Pap Smear Findings Interpretation
Atypical squamous cells of undetermined significance (ASCUS) Abnormal squamous cells present but do not fit into the criteria for squamous intra-epithelia; lesion (SIL)
Low-grade squamous intraepithelial lesion (LSIL) Mild abnormal cells or changes in tissues attributable to Human Papilloma Virus (HPV) infection
High-grade squamous intraepithelial lesion

(HSIL)

Moderate to a severe abnormality in squamous cells or tissue changes
Carcinoma High possibility of cancer of cervix and needs evaluation.

Causes For An Abnormal Pap Smear Test

Presence of atypical cells on microscopic examination suggests an abnormal Pap smear. This can occur as a result of cervical cancer from infection of the cervix. Causes for an abnormal Pap smear besides HPV are

  • ASCUS – Atypical squamous cells of undetermined significance
  • Yeast infection
  • Bacterial vaginosis

What Happens After An Abnormal Pap Smear?

It is essential for all sexually active women to undergo a Pap smear test annually. If the smear appears to be abnormal, then it is repeated at an interval of 3-6 months. Three consecutive abnormal results is an indicator for further evaluation.

Pap smear test is capable of detecting cervical cancer or pre-cancerous condition of the cervix at an early stage. When found early, the chances of being cured are significantly high.
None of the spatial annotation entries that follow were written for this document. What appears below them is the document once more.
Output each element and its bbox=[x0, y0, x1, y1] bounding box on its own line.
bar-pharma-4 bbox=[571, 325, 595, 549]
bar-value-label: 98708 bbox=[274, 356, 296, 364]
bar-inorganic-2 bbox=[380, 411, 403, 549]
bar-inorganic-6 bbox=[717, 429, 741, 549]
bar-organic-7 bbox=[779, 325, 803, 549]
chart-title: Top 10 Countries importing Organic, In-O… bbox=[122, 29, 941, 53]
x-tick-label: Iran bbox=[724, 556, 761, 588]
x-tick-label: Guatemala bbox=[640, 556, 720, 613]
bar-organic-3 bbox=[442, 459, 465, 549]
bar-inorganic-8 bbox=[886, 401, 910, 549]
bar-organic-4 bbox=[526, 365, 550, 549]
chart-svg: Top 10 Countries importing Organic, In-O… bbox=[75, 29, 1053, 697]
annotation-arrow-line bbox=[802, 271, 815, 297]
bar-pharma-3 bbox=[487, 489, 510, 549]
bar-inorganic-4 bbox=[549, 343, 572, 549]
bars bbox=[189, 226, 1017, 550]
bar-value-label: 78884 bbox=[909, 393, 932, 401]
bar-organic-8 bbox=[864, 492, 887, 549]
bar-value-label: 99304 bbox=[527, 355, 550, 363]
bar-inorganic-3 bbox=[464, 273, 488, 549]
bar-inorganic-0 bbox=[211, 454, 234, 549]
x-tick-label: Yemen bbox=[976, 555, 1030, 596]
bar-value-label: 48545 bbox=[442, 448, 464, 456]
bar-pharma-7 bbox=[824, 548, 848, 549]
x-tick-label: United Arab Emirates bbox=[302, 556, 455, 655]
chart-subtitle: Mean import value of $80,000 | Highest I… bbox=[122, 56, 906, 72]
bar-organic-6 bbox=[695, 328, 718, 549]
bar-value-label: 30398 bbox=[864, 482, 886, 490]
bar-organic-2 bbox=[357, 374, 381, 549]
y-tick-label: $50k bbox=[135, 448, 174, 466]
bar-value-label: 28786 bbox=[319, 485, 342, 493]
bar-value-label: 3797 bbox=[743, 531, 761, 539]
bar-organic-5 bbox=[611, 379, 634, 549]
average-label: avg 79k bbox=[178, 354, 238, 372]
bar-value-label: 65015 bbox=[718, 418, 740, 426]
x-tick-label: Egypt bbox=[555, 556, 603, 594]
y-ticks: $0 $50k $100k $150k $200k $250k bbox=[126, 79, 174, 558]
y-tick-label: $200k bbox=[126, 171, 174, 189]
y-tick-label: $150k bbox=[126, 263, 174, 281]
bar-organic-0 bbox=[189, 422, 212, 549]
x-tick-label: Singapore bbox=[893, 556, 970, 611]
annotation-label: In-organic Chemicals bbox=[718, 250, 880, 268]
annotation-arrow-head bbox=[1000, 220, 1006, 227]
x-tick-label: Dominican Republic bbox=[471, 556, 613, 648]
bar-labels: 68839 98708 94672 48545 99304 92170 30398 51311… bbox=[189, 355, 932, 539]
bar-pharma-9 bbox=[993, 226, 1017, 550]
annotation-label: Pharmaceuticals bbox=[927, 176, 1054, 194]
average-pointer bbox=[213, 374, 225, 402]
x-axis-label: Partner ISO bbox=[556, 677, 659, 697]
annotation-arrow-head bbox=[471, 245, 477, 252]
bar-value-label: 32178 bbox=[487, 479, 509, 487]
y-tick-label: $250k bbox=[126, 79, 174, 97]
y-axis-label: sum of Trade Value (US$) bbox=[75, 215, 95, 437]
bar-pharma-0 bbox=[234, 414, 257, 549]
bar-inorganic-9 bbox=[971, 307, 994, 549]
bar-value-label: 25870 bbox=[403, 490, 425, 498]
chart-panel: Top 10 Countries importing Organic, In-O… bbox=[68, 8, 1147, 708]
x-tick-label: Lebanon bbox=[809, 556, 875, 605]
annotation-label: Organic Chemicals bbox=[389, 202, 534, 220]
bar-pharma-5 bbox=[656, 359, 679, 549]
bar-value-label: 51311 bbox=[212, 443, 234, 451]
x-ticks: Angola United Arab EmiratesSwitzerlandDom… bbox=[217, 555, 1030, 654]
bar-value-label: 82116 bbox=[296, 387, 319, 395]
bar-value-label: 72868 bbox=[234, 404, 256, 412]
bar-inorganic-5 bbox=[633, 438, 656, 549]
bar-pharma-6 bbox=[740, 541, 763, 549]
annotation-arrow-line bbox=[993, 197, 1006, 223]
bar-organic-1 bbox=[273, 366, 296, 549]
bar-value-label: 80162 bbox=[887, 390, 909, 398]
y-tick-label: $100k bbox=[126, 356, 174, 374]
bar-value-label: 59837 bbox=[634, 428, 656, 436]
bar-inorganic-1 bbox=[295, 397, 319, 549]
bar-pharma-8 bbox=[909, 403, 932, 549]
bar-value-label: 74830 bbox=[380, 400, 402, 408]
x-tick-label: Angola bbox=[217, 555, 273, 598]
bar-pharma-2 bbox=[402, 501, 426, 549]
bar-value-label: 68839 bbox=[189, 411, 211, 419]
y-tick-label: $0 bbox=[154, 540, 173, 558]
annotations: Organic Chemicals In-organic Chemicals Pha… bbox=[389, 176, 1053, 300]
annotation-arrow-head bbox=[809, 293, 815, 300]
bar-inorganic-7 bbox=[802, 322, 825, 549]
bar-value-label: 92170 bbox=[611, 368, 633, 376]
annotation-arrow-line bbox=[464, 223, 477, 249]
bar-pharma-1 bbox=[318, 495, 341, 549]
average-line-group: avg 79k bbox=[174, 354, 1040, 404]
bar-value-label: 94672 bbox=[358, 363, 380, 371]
The following set of tests may be done after an abnormal Pap smear test depending upon the patient’s age and the first Pap smear test result

  1. Repeat Pap Smear Test – Tests may be repeated every 1 year or 3 years depending upon the age of the patient
  2. HPV Test – To look for the presence of HPV types that have been linked to cervical cancer. Types of HPV tests that may be done include the following:
    ● Reflex HPV testing
    ● HPV Typing – This is done to specifically detect HPV-type 16 and HPV-type 18
  3. Colposcopy – Examination of the cervix and vagina using a magnifying glass or an instrument called a colposcope
  4. Cervical Biopsy – A small sample of cervical tissue is collected and sent to the laboratory for evaluation
  5. Endo-Cervical Sampling – A sample of cervical tissue is collected from the lining of the cervix
  6. Endometrial Sampling – A sample of endometrium (lining of the uterus) is also collected for evaluation

After an abnormal Pap smear test, if further studies too suggest the presence of abnormal cells within the cervix, the treatment can be of the following two types

    1. Excision – In excisional treatment, the abnormal cervical tissue is excised or removed and sent to the laboratory for study. The laboratory then reverts back with results of whether cervical cancer is present and how severe it is.
      Types of excisional treatment are:
      ● Loop electrosurgical excision procedure (LEEP) – A thin wired loop carrying electric current is used to excise or remove the abnormal tissues of the cervix
      ● Conization – A cone-shaped piece of the cervix is excised which contains abnormal cells
    2. Ablation – In ablation, abnormal cervical tissue is destroyed. In this type of treatment, the abnormal tissue is not sent to the laboratory.
      Types of ablative Treatment Are
      ● Cryotherapy – In this type of treatment, the abnormal tissues o the cervix is frozen using an instrument. The frozen tissue is eventually shed at the slough
      ● Laser therapy – A beam of light or laser is focused on a specific area of the abnormal cervix to be destroyed

It is generally recommended for women to begin Pap smear testing right from the age of 21 years. A Pap smear test should be repeated every three years in women in the age group of 21 to 65 years.

Pap smear tests can be stopped if they are negative for women up to the age of 65 years or if the woman has undergone hysterectomy (surgical removal of the uterus).

Although the Pap smear test is one of the best screening tools of cervical cancer, yet, there are chances of receiving false-positive or false-negative results.